Cast AI's AI Enabler supports intelligent autoscaling for self-hosted model deployments. AI Enabler automatically manages capacity through model replica scaling, hibernation during idle periods, and seamless fallback to external SaaS providers when models are unavailable.

The autoscaling system provides three key capabilities that work together:

Replica-based scaling automatically adjusts model replicas based on traffic and GPU utilization metrics.

Active and user-defined hibernation scales model deployments to zero replicas during periods of inactivity to minimize GPU costs.

SaaS fallback integration routes requests to external model providers when self-hosted models are unavailable or scaling, ensuring continuous service availability.

This approach delivers significant reductions in GPU costs while maintaining performance and availability for variable AI workloads, development and production environments alike.

Accessing scaling configuration

For new deployments, navigate to AI Enabler > Model Deployments and click Deploy model. The scaling options are in the Automation and scaling section of the deployment drawer.

For existing models, select your deployment from the list and click the Settings tab. Changes take effect immediately, so you can adjust scaling behavior whenever you need.

All scaling configurations are also available through the Cast AI API. See our API documentation to get started

Autoscaling configuration

📘

Note

Autoscaling is currently available only for vLLM-based model deployments. Ollama model deployments support hibernation and fallback features but not replica-based autoscaling.

Enable autoscaling to automatically adjust the number of running replicas based on demand. Configure minimum and maximum replica counts to define scaling boundaries.

Set min replicas for guaranteed minimal availability in production workloads. The max replicas setting prevents runaway scaling and controls maximum resource consumption.

Scaling metrics

Choose the metric that triggers scaling decisions:

Number of requests waiting scales based on request queue depth. The system scales up when requests accumulate and scales down when the queue clears. This works well for variable request patterns and maintains consistent response times.

GPU cache usage scales based on memory utilization, useful for large models.

Automatic model hibernation

Model hibernation automatically scales deployments to zero replicas during inactivity, providing significant cost savings. When enabled, the system monitors request throughput and triggers hibernation when activity falls below configured thresholds.

Configure hibernation thresholds based on your usage patterns. Shorter idle times maximize savings for development environments, while longer thresholds work better for production workloads with less predictable traffic and different SLA requirements.

When a hibernated model receives requests, the system automatically begins wake-up while routing traffic to your configured fallback model. This ensures hibernation doesn't impact service availability.

Resuming from hibernated state

When hibernation thresholds are met, models transition through clean shutdown and resource cleanup. During hibernation, models consume zero GPU resources while maintaining the ability to respond to new requests.

Wake-up begins immediately when hibernated models receive the number of requests you configured to trigger resumption. The system provisions GPU resources and initializes containers while routing current requests to fallback providers.

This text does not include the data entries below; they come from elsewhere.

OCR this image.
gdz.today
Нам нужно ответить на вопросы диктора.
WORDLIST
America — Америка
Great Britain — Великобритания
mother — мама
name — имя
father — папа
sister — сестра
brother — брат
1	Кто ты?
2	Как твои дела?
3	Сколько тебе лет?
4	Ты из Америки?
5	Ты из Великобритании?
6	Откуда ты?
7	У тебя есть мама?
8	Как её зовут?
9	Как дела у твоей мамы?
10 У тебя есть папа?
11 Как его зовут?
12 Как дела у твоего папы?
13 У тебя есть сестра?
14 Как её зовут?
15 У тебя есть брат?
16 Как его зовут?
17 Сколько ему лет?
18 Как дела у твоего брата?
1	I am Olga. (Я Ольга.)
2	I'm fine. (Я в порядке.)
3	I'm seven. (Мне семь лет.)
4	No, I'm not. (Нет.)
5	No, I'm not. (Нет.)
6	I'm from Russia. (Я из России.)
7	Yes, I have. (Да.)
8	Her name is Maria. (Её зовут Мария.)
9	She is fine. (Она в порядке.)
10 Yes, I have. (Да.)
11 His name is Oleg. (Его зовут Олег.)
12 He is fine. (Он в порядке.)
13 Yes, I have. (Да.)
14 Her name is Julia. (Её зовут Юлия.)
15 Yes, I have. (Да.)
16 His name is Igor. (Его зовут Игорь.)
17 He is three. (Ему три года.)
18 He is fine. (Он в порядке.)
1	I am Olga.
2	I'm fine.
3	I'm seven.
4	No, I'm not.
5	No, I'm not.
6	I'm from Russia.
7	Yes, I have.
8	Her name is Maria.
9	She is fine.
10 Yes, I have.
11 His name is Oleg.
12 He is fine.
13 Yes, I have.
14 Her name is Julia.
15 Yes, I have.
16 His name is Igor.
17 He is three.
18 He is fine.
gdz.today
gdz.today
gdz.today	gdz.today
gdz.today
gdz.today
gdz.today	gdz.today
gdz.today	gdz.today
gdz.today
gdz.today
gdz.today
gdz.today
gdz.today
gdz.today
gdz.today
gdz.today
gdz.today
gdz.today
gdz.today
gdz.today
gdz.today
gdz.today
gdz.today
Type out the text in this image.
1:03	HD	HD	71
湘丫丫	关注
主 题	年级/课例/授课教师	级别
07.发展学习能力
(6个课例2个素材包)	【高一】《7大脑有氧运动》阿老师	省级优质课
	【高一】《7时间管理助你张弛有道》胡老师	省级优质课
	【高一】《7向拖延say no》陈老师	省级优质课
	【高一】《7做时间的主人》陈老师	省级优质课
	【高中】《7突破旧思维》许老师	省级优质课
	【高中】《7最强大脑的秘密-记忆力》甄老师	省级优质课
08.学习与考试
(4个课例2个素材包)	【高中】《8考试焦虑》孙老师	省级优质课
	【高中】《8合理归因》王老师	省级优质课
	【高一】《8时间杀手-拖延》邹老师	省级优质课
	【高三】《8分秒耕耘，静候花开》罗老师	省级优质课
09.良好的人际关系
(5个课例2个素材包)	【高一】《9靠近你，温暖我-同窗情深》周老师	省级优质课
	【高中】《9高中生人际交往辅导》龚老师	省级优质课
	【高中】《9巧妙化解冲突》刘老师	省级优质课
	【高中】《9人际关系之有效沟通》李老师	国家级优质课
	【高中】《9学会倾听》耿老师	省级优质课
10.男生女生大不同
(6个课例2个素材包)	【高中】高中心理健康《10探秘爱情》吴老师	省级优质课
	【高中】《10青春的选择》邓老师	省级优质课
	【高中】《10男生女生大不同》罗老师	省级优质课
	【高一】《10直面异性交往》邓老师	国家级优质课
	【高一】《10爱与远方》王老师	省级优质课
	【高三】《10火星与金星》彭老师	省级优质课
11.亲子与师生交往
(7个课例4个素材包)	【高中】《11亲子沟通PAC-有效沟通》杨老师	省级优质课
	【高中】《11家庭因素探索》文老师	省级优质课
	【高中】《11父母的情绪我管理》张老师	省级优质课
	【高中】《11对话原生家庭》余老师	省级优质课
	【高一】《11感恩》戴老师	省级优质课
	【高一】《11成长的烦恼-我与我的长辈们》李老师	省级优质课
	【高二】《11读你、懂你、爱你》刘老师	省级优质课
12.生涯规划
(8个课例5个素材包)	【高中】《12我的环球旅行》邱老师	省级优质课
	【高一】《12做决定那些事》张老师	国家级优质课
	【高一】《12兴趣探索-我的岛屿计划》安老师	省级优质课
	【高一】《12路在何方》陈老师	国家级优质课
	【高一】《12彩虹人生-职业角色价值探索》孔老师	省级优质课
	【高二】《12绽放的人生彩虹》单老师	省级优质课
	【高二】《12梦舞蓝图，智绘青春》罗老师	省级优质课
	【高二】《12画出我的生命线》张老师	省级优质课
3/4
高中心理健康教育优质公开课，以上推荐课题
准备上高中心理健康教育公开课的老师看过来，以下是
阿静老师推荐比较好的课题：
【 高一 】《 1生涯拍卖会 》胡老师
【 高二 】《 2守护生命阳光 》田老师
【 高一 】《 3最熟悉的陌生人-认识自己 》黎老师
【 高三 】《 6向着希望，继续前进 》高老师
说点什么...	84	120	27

Wake-up times vary by model size and GPU availability:

  • Smaller models: 2-3 minutes
  • Larger models: 5-10 minutes

Traffic gradually transitions back to self-hosted deployments once fully operational.

Fallback model configuration

SaaS fallback models ensure service continuity when self-hosted models are hibernating, scaling, or otherwise unavailable. Configure external providers to handle requests during these periods.

Fallbacks are restricted to external SaaS providers to prevent routing loops. Select providers with models similar to your self-hosted deployment for capability matching.

The fallback system activates automatically during hibernation, initial deployment, model errors, and maintenance periods.

📘

Note

If you have not yet registered a provider with AI Enabler, this feature will be unavailable until you do so.

Monitoring and observability

Each deployed model provides a detailed event history showing all autoscaling and hibernation activities. Navigate to a specific model and click the Events tab to view a chronological record of what happened.

The events log shows the following:

Autoscaling events record when replicas are increased or decreased, including the trigger that caused the scaling action.

Hibernation events track when models scale to zero replicas due to inactivity and when they resume from the hibernated state. These events show both automatic hibernation triggers and any manual hibernation actions.

Each event record includes a precise timestamp, event type, description of what occurred, and which system component initiated the action. This granular visibility helps you understand model behavior and troubleshoot any scaling issues.